We all know that when high-demand things become low in supply, prices start to rise. For example, petrol costs are skyrocketing and land sells for far more now than it did a few decades ago. You might not think of your simple vanilla latte as being on par with these infinitely more important commodities (well, you might…) but the truth is that coffee demand just keeps on rising and now supply is falling, and falling fast.
Can’t we just grow more coffee plants, I hear you ask? Unfortunately not, as it’s not land or labour that’s lacking, it’s environmental stability. Many coffee plants require a specific range of temperatures to thrive, so with temperatures on the rise around the world coffee farmers are finding that their crops just aren’t producing coffee beans like they used to.
Global warming is having much more subtle and indirect impacts on coffee farming too. Certain species of pest are thriving in the warmer, wetter climate we’re experiencing and devouring coffee crops. Birds too, a key player in the spreading of coffee seeds so that new plants can grow, are falling prey to changing climates and dying or flocking to cooler areas.

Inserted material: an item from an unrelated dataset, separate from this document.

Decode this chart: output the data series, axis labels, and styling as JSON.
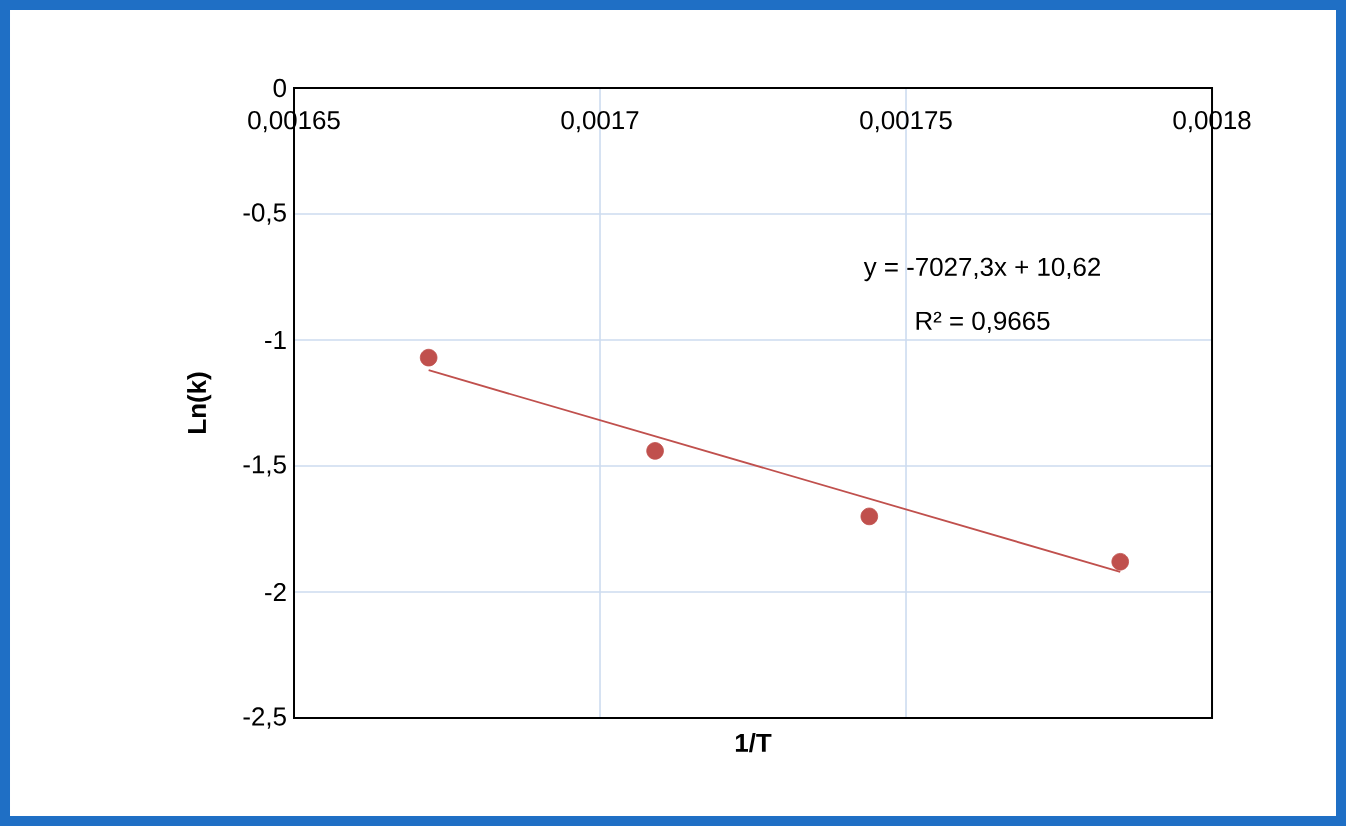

To give you an idea of the scale of coffee crisis we’re facing, let me tell you that around 70% of coffee we drink every day comes from the Arabica bean, and 99.7% of wild Arabica coffee could be extinct by 2080. In some areas, it’ll be extinct in a decade or two.
Of course, it will still be possible to cultivate the bean in highly-controlled, temperature-regulated conditions, but the vast majority of coffee plants are grown in poor countries that simply don’t have the means to do this. Coffee, it seems, is an endangered species.
Saving it will take far more than just sorting your trash or reusing plastic bags (although both of those things help), it will require major world changes in how we run our businesses and live our lives in a bid to reduce carbon emissions, a major cause of global warming.
As far as attitudes to global warming go, the general consensus is the same: “it won’t affect me”. You might have escaped the recent flood of tsunamis (pardon the pun), hurricanes and earthquakes to hit various corners of the world, but everyone drinks coffee so yes, soon global warming will be affecting you too.
One can only hope, it seems, that the corporate bigwigs running the world’s most-polluting companies care enough about their morning trip to Starbucks to change their ways and business practises. Unlikely, unfortunately, since they’re the ones who can afford to pay £10 a latte!